Nach 30 Monaten endlich Freiheit

Auch der 25-jährige Andriy Yegorov wurde von Russen gefangen genommen. Er erzählte, dass die Wärter in einem Gefängnis in der Region Brjansk, die Gefangenen zwangen, 100 Meter durch einen Gang zu rennen. Dabei mussten sie Matratzen über ihren Köpfen hochhalten.  Die Wärter schlugen dabei von der Seite in die Rippen. Am Ende des Gangs mussten die Gefangenen Sit-ups und Liegestütze machen, wobei sie bei jeder Bewegung von den Wärtern mit Fäusten oder Schlagstöcken geschlagen wurden.

Yegorov berichtete weiter, dass die Wärter dabei lachten, während die Gefangenen vor Schmerzen schrien.

Afisov und Yegorov verbrachten etwa 30 Monate in russischer Gefangenschaft, bevor sie am 18. Oktober schliesslich im Rahmen eines Gefangenenaustauschs freikamen. 

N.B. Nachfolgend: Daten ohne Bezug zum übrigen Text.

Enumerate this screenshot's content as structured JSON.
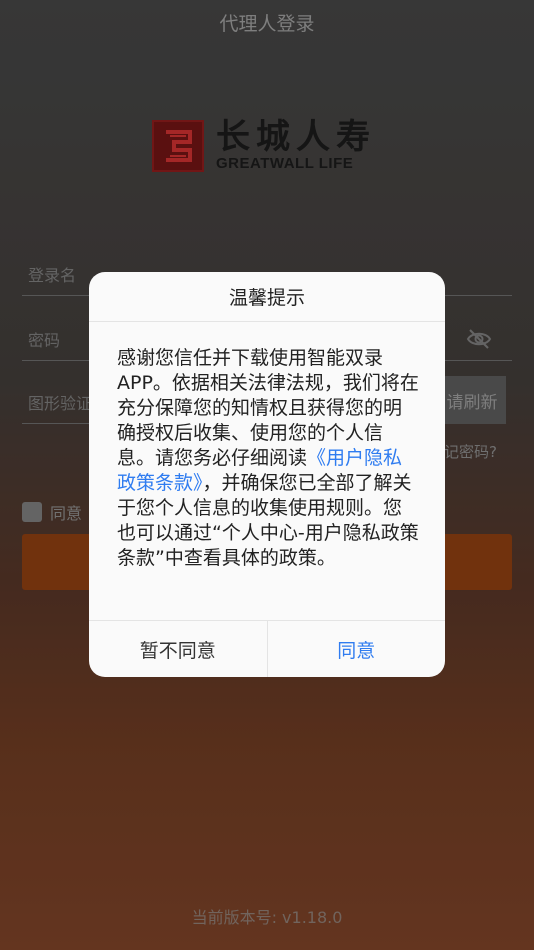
{
  "app": {
    "title": "代理人登录",
    "version": "当前版本号: v1.18.0"
  },
  "logo": {
    "text_cn": "长城人寿",
    "text_en": "GREATWALL LIFE"
  },
  "form": {
    "username_label": "登录名",
    "password_label": "密码",
    "captcha_label": "图形验证",
    "captcha_refresh": "请刷新",
    "forgot_password": "记密码?",
    "agree_label": "同意"
  },
  "dialog": {
    "title": "温馨提示",
    "body_part1": "感谢您信任并下载使用智能双录APP。依据相关法律法规，我们将在充分保障您的知情权且获得您的明确授权后收集、使用您的个人信息。请您务必仔细阅读",
    "policy_link": "《用户隐私政策条款》",
    "body_part2": "，并确保您已全部了解关于您个人信息的收集使用规则。您也可以通过“个人中心-用户隐私政策条款”中查看具体的政策。",
    "decline_label": "暂不同意",
    "accept_label": "同意"
  },
  "colors": {
    "accent": "#2f7cf0",
    "login_button": "#8a3d11",
    "logo_red": "#6e1414"
  }
}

Nach seiner Freilassung wurde Yegorov von einem Arzt untersucht. Dort stellte man fest, dass er fünf gebrochenen Wirbel hatte. Im Spital wurde er behandelt und man stellte ihm einen Psychologen zur Verfügung. Allerdings ist er skeptisch, ob der Psychologe ihm wirklich helfen könne.

Yegorov meinte, dass ihm nur jemand helfen könne, der Ähnliches erlebt habe wie er. Afisov wollte nach seiner Heimkehr zunächst nicht schlafen, weil er Angst hatte aufzuwachen und wieder im Gefängnis zu sein. Als er schliesslich wieder schlafen konnte, plagten ihn Alpträume.

Beide im Zeugenschutzprogramm

Die beiden Gefängnisbeamten, die mit der Zeitung sprachen, haben ein neues Leben begonnen. Sie leben an einem geheimen Ort und haben den Kontakt zu alten Bekannten abgebrochen. Sie sind im Zeugenschutzprogramm.

Einer von ihnen sagte, er sei immer ein Patriot gewesen und wollte nur in Russland leben. Aber nach Kriegsbeginn konnte er nicht mehr dort bleiben oder schweigen. Er glaubt, dass seine Aussage vor dem Internationalen Strafgerichtshof helfen kann, Gerechtigkeit zu schaffen.